万葉の故地を写真で巡る 万葉の風景


13-3305 物思はず 道行く行くも 青山を 振り放け見れば つつじ花 にほえ娘子 桜花 栄え娘子 汝れをぞも 我れに寄すといふ 我れをもぞ 汝れに寄すといふ 荒山も 人し寄すれば 寄そるとぞいふ 汝が心ゆめ 作者不詳 つつじ




写真: 餅躑躅の花、高山にて
May 4 2010
Manual focus, Micro Lens135mm, Format67
RVP100F

万葉集第13巻の"問答"から。"柿本人麻呂歌集の歌"という注記がある。
"躊躇することもなく、道をひたすら進んできたが、ふと振り返って青々とした山を見ると、躑躅の花があなたのように美しく咲いて、桜の花があなたのように華やかに咲いている。あなたは私に心を寄せてくれていると人は囃し立てる。私もあなたに心を寄せていると人は噂する。

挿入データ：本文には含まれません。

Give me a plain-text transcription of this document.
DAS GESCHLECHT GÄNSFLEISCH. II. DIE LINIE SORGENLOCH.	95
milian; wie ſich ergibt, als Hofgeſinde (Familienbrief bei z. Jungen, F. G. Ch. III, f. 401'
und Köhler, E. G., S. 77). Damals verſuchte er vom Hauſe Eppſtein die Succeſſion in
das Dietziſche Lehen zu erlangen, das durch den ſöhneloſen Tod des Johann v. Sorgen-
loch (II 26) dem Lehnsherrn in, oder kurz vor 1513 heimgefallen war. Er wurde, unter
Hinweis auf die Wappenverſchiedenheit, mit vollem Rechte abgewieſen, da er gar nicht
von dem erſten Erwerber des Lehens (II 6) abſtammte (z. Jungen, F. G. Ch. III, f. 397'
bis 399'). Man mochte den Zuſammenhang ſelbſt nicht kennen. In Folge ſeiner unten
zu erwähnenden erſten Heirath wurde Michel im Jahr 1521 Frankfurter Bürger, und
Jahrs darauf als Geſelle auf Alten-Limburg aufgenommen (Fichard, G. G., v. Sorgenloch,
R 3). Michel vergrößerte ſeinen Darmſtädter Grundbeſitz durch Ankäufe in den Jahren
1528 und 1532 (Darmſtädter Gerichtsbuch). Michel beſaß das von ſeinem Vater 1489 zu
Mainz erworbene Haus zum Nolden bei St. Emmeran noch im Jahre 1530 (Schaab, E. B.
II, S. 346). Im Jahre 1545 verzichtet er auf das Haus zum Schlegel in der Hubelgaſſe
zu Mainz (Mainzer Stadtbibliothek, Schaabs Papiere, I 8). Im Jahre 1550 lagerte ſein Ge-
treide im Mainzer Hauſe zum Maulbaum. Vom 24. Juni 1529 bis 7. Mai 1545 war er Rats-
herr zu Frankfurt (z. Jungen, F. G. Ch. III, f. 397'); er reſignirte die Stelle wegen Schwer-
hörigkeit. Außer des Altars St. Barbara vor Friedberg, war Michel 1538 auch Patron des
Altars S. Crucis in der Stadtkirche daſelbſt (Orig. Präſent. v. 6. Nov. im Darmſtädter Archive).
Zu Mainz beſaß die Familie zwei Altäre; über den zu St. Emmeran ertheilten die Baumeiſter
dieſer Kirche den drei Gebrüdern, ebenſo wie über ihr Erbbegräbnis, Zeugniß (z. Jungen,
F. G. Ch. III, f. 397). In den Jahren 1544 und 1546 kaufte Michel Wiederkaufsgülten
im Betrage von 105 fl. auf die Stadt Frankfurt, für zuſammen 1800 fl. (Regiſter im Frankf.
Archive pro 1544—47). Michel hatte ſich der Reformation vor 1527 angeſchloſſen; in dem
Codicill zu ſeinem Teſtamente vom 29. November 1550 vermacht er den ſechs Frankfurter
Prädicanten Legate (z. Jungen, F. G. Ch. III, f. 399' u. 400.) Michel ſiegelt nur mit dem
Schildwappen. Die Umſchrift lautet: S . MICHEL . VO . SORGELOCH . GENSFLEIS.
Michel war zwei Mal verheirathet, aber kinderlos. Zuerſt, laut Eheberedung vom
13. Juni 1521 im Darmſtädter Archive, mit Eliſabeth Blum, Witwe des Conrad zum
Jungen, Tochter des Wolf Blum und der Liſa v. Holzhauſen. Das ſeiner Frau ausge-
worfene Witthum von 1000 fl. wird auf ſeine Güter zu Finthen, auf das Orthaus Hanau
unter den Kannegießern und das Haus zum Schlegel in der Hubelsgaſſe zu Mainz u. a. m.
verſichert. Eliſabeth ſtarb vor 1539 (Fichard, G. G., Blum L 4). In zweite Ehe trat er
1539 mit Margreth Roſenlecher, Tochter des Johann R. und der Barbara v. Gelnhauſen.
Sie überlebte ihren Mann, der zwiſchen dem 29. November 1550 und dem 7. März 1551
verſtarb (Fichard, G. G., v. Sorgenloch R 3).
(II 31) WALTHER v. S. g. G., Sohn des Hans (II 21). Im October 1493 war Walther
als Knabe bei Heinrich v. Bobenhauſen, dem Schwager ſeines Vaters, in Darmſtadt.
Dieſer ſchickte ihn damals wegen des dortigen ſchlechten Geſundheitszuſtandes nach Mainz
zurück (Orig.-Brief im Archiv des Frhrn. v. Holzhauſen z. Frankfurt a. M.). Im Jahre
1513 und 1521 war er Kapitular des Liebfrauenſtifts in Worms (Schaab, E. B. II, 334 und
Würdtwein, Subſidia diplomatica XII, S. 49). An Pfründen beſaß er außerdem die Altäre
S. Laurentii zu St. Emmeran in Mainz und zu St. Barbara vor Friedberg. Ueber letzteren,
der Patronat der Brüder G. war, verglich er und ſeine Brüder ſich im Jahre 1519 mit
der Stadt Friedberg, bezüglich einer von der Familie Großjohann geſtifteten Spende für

花も咲かない荒れ山であっても、仲がいいと評判になるくらいだから、人の噂には、あなたも十分気をつけてください。"

この歌は、"問答"に分類され、その他三首を含めて計四首の歌により構成されています。

13-3305 物思はず 道行く行くも 青山を 振り放け見れば つつじ花 にほえ娘子 桜花 栄え娘子 汝れをぞも 我れに寄すといふ 我れをもぞ 汝れに寄すといふ 荒山も 人し寄すれば 寄そるとぞいふ 汝が心ゆめ
13-3306 (反歌)
いかにして 恋やむものぞ 天地の 神を祈れど 我れは思ひ増す
13-3307 しかれこそ 年の八年を 切り髪の よち子を過ぎ 橘の ほつ枝を過ぎて この川の 下にも長く 汝が心待て
13-3308 (反歌)
天地の 神をも我れは 祈りてき 恋といふものは かつてやまずけり

また、この後の3309番歌に、「柿本朝臣人麻呂歌集の歌」という断り書きがあって、類型化として次の歌が載せられています。

13-3309 物思はず 道行く行くも 青山を 振り放け見れば つつじ花 にほえ娘子 桜花 栄え娘子 汝れをぞも 我れに寄すといふ 我れをぞも 汝れに寄すといふ 汝はいかに思ふや 思へこそ 年の八年を 切り髪の よち子を過ぎ 橘の ほつ枝をすぐり この川の 下にも長く 汝が心待て

先の四首は、2つの反歌が含まれて居ますが、前後の文脈上、反歌の整合性が弱く、3309番歌が本来の歌の形式であって、おそらくは、歌垣の応答歌のひとつであったろうと推測されます。というのは、3309番歌の場合、その歌は2つの部分に分かれていて、前半が男が問う歌、後半が女が応える歌で構成されています。このほうが歌の意味が自然のように思います。

<男が問う歌>
物思はず 道行く行くも 青山を 振り放け見れば つつじ花 にほえ娘子 桜花 栄え娘子 汝れをぞも 我れに寄すといふ 我れをぞも 汝れに寄すといふ 汝はいかに思ふや 
<女が応える歌>
思へこそ 年の八年を 切り髪の よち子を過ぎ 橘の ほつ枝をすぐり この川の 下にも長く 汝が心待て

歌意を整理すると、次のようになるでしょう。

<男が問う歌>
躊躇することもなく、道をひたすら進んできたが、ふと振り返って青々とした山を見ると、躑躅の花があなたのように美しく咲いて、桜の花があなたのように華やかに咲いている。あなたは私に心を寄せてくれていると人はいう。私もあなたに心を寄せていると囃し立てる。あなたはいったい私のことをどのように思っているのだろうか。
<女が応える歌>
おなたのことを思っているからこそ、長い年月をお待ちしたのです。年端の行かないよち児の歳を過ぎ、橘の末葉に実の赤らむ歳を過ぎ、この川の川底のようにひそかに長く、おなたのお気持ちをお待ちしていました。

歌垣の歌は、現代における流行歌のようなもので、誰でもが口ずさむことが出来たと考えられます。したがって、そこから派生した類型歌がたくさん生まれることになったのです。


なお、"つつじ"は、つつじ科つつじ属の総称で、山つつじ、米つつじ、三葉つづじ、餅つづし、蓮華つづしなどさまざまな種類があります。万葉集では、"白つつじ"丹つつじ"山つづし"などの名前で詠われています。ただし、奈良県の里山に自生するつつじは、写真のように濃いピンク色の花を咲かせる"餅つつじ(葉にネバネバする樹液が出るのでこの名前がある)"が非常に多く、自生種で白つつじは見たことがありません。丹つつじは、やや高度の高いところに見かけるようです。